Ветер западный - страница 19
– Что сегодня говорили на исповеди?
– Ерунду всякую.
– Я заметил одного парня со скотного двора, – продолжил благочинный. – С чем он приходил?
– Сказал, что влюбился.
– Да ну? И кто эта счастливица?
– Вряд ли это имеет значение.
– Любовь всегда имеет значение, особенно когда у нас на руках загадочная смерть. Любовь всегда… – он сделал паузу, – соучастница.
Я сморкнулся. Иногда мне казалось, что если я сделаю что-нибудь внезапное – зашумлю или шевельнусь ни с того ни с сего, – сон развеется и благочинный исчезнет.
– Анни, собственно говоря. Моя сестра. Парня зовут Ральф Дрейк. Пустое мимолетное увлечение.
Он издал короткое уфф. И что бы это значило? Я бы предпочел не говорить ему ничего и ни о ком, ни слова о том, что происходит на исповедях, но, увы, ранее, когда я еще доверял ему и ждал от него помощи, мы условились, что будем полностью откровенны друг с другом.
К моей великой досаде, спешить благочинному было явно некуда, он рта не раскрывал и только смотрел на меня одновременно требовательно и просительно. Потом взял меня за запястье:
– Не могу не предупредить. Имейте в виду, если те, кому есть что скрывать, все же придут на исповедь, они наплетут с три короба и ни звука не проронят о самом важном. Вот почему вам следует быть проницательным, хитроумным, чтобы услышать то, что они не сочли нужным сказать. – Он склонил набок свою аккуратную кукольную головку, и воздух, звенящий, чистый, будто отпрянул от него. – Кстати… Оливер Тауншенд приходил на исповедь?

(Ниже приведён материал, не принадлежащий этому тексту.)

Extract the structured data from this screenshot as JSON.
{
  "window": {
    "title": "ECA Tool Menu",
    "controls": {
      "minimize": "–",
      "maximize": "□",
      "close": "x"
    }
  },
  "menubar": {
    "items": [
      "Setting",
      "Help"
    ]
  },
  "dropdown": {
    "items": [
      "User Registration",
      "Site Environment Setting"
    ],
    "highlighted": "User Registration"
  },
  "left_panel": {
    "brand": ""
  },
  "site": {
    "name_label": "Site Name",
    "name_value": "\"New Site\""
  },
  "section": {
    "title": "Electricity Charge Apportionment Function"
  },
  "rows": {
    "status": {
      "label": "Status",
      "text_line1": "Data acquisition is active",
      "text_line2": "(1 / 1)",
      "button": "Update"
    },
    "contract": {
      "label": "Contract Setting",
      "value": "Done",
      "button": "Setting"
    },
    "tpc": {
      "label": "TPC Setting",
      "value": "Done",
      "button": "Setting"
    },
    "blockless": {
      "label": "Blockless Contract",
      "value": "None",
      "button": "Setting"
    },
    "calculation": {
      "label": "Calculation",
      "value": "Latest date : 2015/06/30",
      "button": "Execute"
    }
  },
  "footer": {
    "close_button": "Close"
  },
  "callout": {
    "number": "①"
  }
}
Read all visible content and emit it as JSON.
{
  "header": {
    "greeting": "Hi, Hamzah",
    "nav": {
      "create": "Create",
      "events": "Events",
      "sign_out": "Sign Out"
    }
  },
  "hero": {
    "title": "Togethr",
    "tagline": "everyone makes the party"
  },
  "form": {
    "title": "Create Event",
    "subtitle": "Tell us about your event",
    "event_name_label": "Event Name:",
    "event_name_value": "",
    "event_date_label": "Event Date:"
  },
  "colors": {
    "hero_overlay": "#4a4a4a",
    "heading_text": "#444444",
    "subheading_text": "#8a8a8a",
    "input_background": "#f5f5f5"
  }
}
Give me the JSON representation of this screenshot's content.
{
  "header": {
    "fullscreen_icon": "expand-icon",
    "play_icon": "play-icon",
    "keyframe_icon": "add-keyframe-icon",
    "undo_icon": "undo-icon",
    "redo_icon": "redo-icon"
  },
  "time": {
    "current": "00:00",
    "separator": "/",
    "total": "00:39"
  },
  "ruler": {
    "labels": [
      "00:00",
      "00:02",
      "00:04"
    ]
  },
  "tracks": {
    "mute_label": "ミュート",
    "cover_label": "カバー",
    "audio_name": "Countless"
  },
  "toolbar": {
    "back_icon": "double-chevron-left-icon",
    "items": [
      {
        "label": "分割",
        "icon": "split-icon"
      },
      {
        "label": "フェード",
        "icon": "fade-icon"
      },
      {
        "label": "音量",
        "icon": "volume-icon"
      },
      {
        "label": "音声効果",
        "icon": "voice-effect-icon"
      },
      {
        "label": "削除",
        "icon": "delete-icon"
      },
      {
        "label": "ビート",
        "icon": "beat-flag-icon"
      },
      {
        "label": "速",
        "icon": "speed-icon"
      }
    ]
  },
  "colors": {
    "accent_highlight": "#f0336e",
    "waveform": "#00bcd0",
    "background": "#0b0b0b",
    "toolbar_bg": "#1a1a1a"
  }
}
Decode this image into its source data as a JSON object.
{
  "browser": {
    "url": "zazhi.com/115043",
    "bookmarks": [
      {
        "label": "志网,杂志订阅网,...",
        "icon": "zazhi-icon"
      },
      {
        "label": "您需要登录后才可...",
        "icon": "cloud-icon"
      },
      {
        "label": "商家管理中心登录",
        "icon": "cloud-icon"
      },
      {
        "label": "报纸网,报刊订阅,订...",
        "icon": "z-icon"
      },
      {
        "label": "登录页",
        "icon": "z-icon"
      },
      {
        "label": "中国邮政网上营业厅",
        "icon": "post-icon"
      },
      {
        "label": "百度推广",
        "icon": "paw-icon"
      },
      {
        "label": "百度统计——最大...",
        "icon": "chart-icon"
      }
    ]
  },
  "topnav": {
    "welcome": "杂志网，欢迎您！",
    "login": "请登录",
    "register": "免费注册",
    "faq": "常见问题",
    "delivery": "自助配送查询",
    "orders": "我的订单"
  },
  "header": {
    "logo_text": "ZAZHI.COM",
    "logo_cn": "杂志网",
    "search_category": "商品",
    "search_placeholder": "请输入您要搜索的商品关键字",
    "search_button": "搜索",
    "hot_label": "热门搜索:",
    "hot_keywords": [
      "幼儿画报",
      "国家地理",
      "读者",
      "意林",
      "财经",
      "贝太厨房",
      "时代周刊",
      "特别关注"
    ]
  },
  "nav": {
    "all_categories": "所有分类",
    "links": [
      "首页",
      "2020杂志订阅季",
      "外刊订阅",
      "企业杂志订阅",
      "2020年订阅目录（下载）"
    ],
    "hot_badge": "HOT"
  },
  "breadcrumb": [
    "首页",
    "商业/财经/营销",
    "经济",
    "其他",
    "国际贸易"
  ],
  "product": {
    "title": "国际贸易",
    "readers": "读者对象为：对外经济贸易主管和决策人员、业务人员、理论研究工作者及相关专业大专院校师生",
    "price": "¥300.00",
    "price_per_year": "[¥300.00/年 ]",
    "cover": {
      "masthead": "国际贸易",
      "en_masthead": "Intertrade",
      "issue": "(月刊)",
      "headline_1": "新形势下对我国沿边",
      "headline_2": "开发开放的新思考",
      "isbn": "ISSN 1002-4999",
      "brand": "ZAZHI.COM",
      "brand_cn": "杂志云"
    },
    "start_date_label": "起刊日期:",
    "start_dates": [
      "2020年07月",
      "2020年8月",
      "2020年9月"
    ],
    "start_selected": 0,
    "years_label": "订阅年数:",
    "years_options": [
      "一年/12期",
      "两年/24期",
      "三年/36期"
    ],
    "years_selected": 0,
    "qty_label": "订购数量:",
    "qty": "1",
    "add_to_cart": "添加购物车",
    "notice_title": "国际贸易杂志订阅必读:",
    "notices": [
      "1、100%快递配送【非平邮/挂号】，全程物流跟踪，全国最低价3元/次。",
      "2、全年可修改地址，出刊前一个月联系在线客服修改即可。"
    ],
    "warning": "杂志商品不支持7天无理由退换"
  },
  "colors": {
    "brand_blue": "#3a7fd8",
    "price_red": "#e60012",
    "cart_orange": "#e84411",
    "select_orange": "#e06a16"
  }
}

Он не отпускал мое запястье; точно так же сегодняшним утром я держал в руке кизиловую веточку, не зная, что с ней делать, но пытаясь придать ей некий тайный смысл.
– Нет, – ответил я, – Тауншенда я не видел.
– Итак, – продолжил он, – вскрылось ли что-нибудь новое… из разряда смертоубийственного?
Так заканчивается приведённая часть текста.